Il generale Giuseppe Governale, direttore della Direzione Investigativa Antimafia: "Le regionali in arrivo non sono un evento chiuso, che si svolge in un alveo incontaminato, per questo temiamo che la mafia capitalizzi alle urne il consenso ottenuto attraverso il welfare alternativo alle aziende e ai privati in crisi post Covid"
Un allarme, l’ennesimo, ma questa volta con un obiettivo preciso: le elezioni regionali del 20 e 21 settembre prossimi. Cioè il primo voto in cui le mafie capitalizzeranno gli investimenti compiuti durante l’emergenza coronavirus. Tradotto: indirizzeranno i voti di quelle classi sociali che hanno beneficiato del cosiddetto welfare dei clan durante la crisi. A lanciare l’allerta è il generale Giuseppe Governale, direttore della Direzione Investigativa Antimafia. “Le regionali in arrivo non sono un evento chiuso, che si svolge in un alveo incontaminato, per questo temiamo che la mafia capitalizzi alle urne il consenso ottenuto attraverso il welfare alternativo alle aziende e ai privati in crisi post Covid. Purtroppo lo sappiamo, e la relazione lo dice: quest’anno abbiamo avuto 51 enti locali sciolti per mafia, è il dato più alto dal 1991. Ci sono tantissimi comuni della Calabria e della Sicilia sciolti per la prima volta, altri addirittura più volte. Ciò significa che il problema è patologico. Abbiamo due aziende sanitarie, tutte e due in Calabria, quella di Catanzaro e quella di Reggio Calabria, commissariate per infiltrazione mafiosa e sappiamo bene quanti soldi gestisca la Sanità regionale. Non possiamo non considerare il problema dell’infiltrazione come un problema serio, lo è sempre stato, solo che in epoche passate c’è stata molta insensibilità”, ha detto il capo della Dia a Radio 24 commentando il Rapporto Italia 2020.
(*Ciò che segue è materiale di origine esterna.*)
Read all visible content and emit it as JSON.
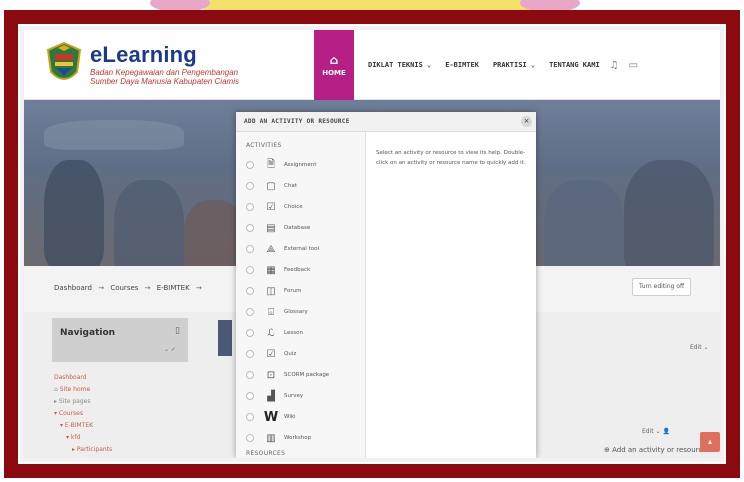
{
  "brand": {
    "title": "eLearning",
    "subtitle_line1": "Badan Kepegawaian dan Pengembangan",
    "subtitle_line2": "Sumber Daya Manusia Kabupaten Ciamis"
  },
  "nav": {
    "home": "HOME",
    "items": [
      "DIKLAT TEKNIS ⌄",
      "E-BIMTEK",
      "PRAKTISI ⌄",
      "TENTANG KAMI"
    ]
  },
  "breadcrumb": {
    "items": [
      "Dashboard",
      "Courses",
      "E-BIMTEK"
    ]
  },
  "turn_editing": "Turn editing off",
  "navigation_block": {
    "title": "Navigation",
    "tree": [
      "Dashboard",
      "Site home",
      "Site pages",
      "Courses",
      "E-BIMTEK",
      "kfd",
      "Participants"
    ]
  },
  "right": {
    "edit1": "Edit ⌄",
    "edit2": "Edit ⌄ 👤",
    "add_activity": "Add an activity or resource"
  },
  "modal": {
    "title": "ADD AN ACTIVITY OR RESOURCE",
    "close": "×",
    "activities_label": "ACTIVITIES",
    "resources_label": "RESOURCES",
    "activities": [
      {
        "label": "Assignment",
        "icon": "assignment-icon"
      },
      {
        "label": "Chat",
        "icon": "chat-icon"
      },
      {
        "label": "Choice",
        "icon": "choice-icon"
      },
      {
        "label": "Database",
        "icon": "database-icon"
      },
      {
        "label": "External tool",
        "icon": "external-tool-icon"
      },
      {
        "label": "Feedback",
        "icon": "feedback-icon"
      },
      {
        "label": "Forum",
        "icon": "forum-icon"
      },
      {
        "label": "Glossary",
        "icon": "glossary-icon"
      },
      {
        "label": "Lesson",
        "icon": "lesson-icon"
      },
      {
        "label": "Quiz",
        "icon": "quiz-icon"
      },
      {
        "label": "SCORM package",
        "icon": "scorm-icon"
      },
      {
        "label": "Survey",
        "icon": "survey-icon"
      },
      {
        "label": "Wiki",
        "icon": "wiki-icon"
      },
      {
        "label": "Workshop",
        "icon": "workshop-icon"
      }
    ],
    "help_text": "Select an activity or resource to view its help. Double-click on an activity or resource name to quickly add it."
  },
  "colors": {
    "frame": "#8b0a0f",
    "home_active": "#b51f86",
    "brand": "#1d3a8a",
    "accent": "#e0705e"
  }
}
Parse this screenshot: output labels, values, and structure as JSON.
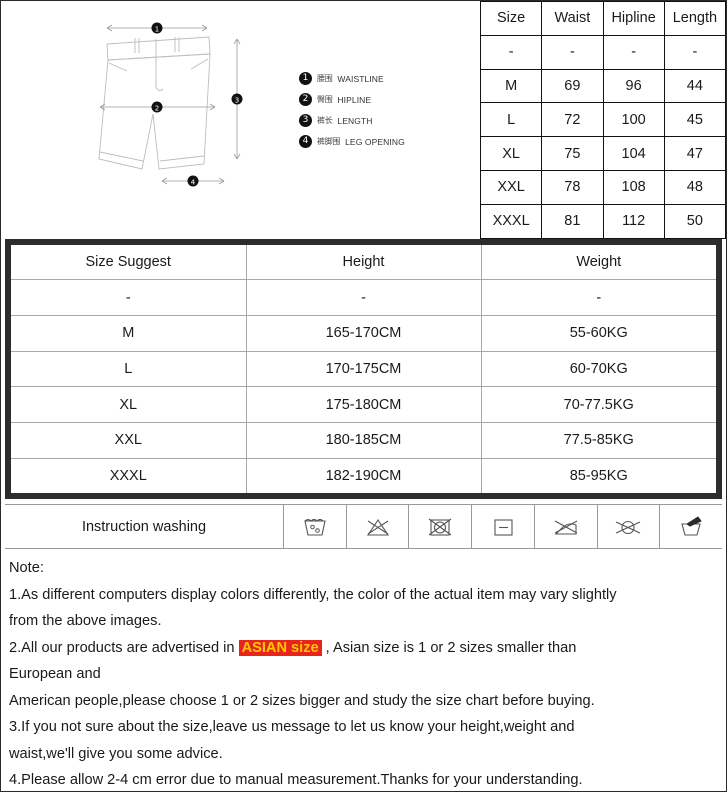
{
  "diagram": {
    "alt": "mens shorts technical flat drawing with measurement callouts",
    "callouts": [
      {
        "num": "1",
        "position": "waist-top"
      },
      {
        "num": "2",
        "position": "hip-middle"
      },
      {
        "num": "3",
        "position": "length-right"
      },
      {
        "num": "4",
        "position": "leg-opening-bottom"
      }
    ],
    "legend": [
      {
        "num": "1",
        "cn": "腰围",
        "en": "WAISTLINE"
      },
      {
        "num": "2",
        "cn": "臀围",
        "en": "HIPLINE"
      },
      {
        "num": "3",
        "cn": "裤长",
        "en": "LENGTH"
      },
      {
        "num": "4",
        "cn": "裤脚围",
        "en": "LEG OPENING"
      }
    ]
  },
  "measurement_table": {
    "headers": [
      "Size",
      "Waist",
      "Hipline",
      "Length"
    ],
    "rows": [
      [
        "-",
        "-",
        "-",
        "-"
      ],
      [
        "M",
        "69",
        "96",
        "44"
      ],
      [
        "L",
        "72",
        "100",
        "45"
      ],
      [
        "XL",
        "75",
        "104",
        "47"
      ],
      [
        "XXL",
        "78",
        "108",
        "48"
      ],
      [
        "XXXL",
        "81",
        "112",
        "50"
      ]
    ]
  },
  "suggest_table": {
    "headers": [
      "Size Suggest",
      "Height",
      "Weight"
    ],
    "rows": [
      [
        "-",
        "-",
        "-"
      ],
      [
        "M",
        "165-170CM",
        "55-60KG"
      ],
      [
        "L",
        "170-175CM",
        "60-70KG"
      ],
      [
        "XL",
        "175-180CM",
        "70-77.5KG"
      ],
      [
        "XXL",
        "180-185CM",
        "77.5-85KG"
      ],
      [
        "XXXL",
        "182-190CM",
        "85-95KG"
      ]
    ]
  },
  "washing": {
    "label": "Instruction washing",
    "icons": [
      "machine-wash-icon",
      "do-not-bleach-icon",
      "do-not-tumble-dry-icon",
      "dry-flat-icon",
      "do-not-iron-icon",
      "do-not-dry-clean-icon",
      "hand-wash-icon"
    ]
  },
  "notes": {
    "title": "Note:",
    "line1a": "1.As different computers display colors differently, the color of the actual item may vary slightly",
    "line1b": "from the above images.",
    "line2a": "2.All our products are advertised in ",
    "line2_highlight": "ASIAN size",
    "line2b": " , Asian size is 1 or 2 sizes smaller than",
    "line2c": "European and",
    "line2d": "American people,please choose 1 or 2 sizes bigger and study the size chart before buying.",
    "line3a": "3.If you not sure about the size,leave us message to let us know your height,weight and",
    "line3b": "waist,we'll give you some advice.",
    "line4": "4.Please allow 2-4 cm error due to manual measurement.Thanks for your understanding."
  },
  "colors": {
    "highlight_bg": "#e8251c",
    "highlight_text": "#ffc800",
    "table_border_dark": "#2d2d2d"
  }
}
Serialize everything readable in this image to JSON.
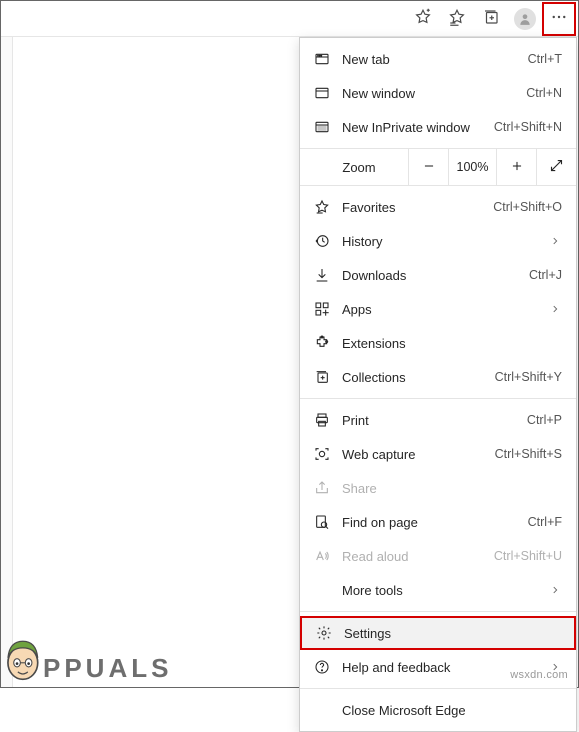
{
  "watermark": "wsxdn.com",
  "logo_text": "PPUALS",
  "menu": {
    "new_tab": {
      "label": "New tab",
      "shortcut": "Ctrl+T"
    },
    "new_window": {
      "label": "New window",
      "shortcut": "Ctrl+N"
    },
    "new_inprivate": {
      "label": "New InPrivate window",
      "shortcut": "Ctrl+Shift+N"
    },
    "zoom": {
      "label": "Zoom",
      "value": "100%"
    },
    "favorites": {
      "label": "Favorites",
      "shortcut": "Ctrl+Shift+O"
    },
    "history": {
      "label": "History"
    },
    "downloads": {
      "label": "Downloads",
      "shortcut": "Ctrl+J"
    },
    "apps": {
      "label": "Apps"
    },
    "extensions": {
      "label": "Extensions"
    },
    "collections": {
      "label": "Collections",
      "shortcut": "Ctrl+Shift+Y"
    },
    "print": {
      "label": "Print",
      "shortcut": "Ctrl+P"
    },
    "web_capture": {
      "label": "Web capture",
      "shortcut": "Ctrl+Shift+S"
    },
    "share": {
      "label": "Share"
    },
    "find": {
      "label": "Find on page",
      "shortcut": "Ctrl+F"
    },
    "read_aloud": {
      "label": "Read aloud",
      "shortcut": "Ctrl+Shift+U"
    },
    "more_tools": {
      "label": "More tools"
    },
    "settings": {
      "label": "Settings"
    },
    "help": {
      "label": "Help and feedback"
    },
    "close": {
      "label": "Close Microsoft Edge"
    }
  }
}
La relazione su voti e welfare – Nella relazione annuale della Dia, infatti, si spiega come da un lato le organizzazioni si sono fattecarico di fornire un “welfare alternativo” a quello dello Stato, un “valido e utile mezzo di sostentamento e punto di riferimento sociale”. Dall’altro lavorano per “esacerbare gli animi” in quelle fasce di popolazione che cominciano “a percepire lo stato di povertà a cui stanno andando incontro”. Secondo gli investigatori, dunque, si prospettano due scenari: uno di breve periodo, in cui le organizzazioni punteranno “a consolidare il proprio consenso sociale attraverso forme di assistenzialismo, anche con l’elargizione di prestiti di denaro, da capitalizzare” alle prime elezioni possibili, e uno di medio-lungo periodo, in cui le mafie, e la ‘ndrangheta in particolare, “vorranno ancora più stressare il loro ruolo di player affidabili ed efficaci anche su scala globale”. Con l’intera economia internazionale che avrà un disperato bisogno di liquidità, è il ragionamento, le cosche andranno a confrontarsi con i mercati bisognosi di iniezioni finanziarie: “Non è improbabile – si legge nella relazione della Dia – che aziende di medie e grandi dimensioni possano essere indotte a sfruttare la generale situazione di difficoltà per estromettere altri antagonisti al momento meno competitivi, facendo leva su capitali mafiosi“. E non è improbabile che “altre aziende in difficoltà ricorreranno ai finanziamenti delle cosche”, senza sottovalutare il fatto che la semplificazione delle procedure di appalto “potrebbe favorire l’infiltrazione delle mafie negli apparati amministrativi”. Diversi i settori a rischio indicati dalla Dia. Quello sanitario, innanzitutto, “appetibile” sia per le enormi risorse che saranno a disposizione sia per il controllo sociale che può garantire. Poi ci sono il turismo, la ristorazione e i servizi connessi alla persona, i più colpiti dal Covid, dove la “diffusa mancanza di liquidità espone molti commercianti all’usura“. E, ancora, i fondi che verranno stanziati per il potenziamento di opere e infrastrutture “anche digitali: la rete viaria, le opere di contenimento del rischio idrogeologico, le reti di collegamento telematico, le opere per la riconversione a una green economy, l’intero ciclo del cemento”.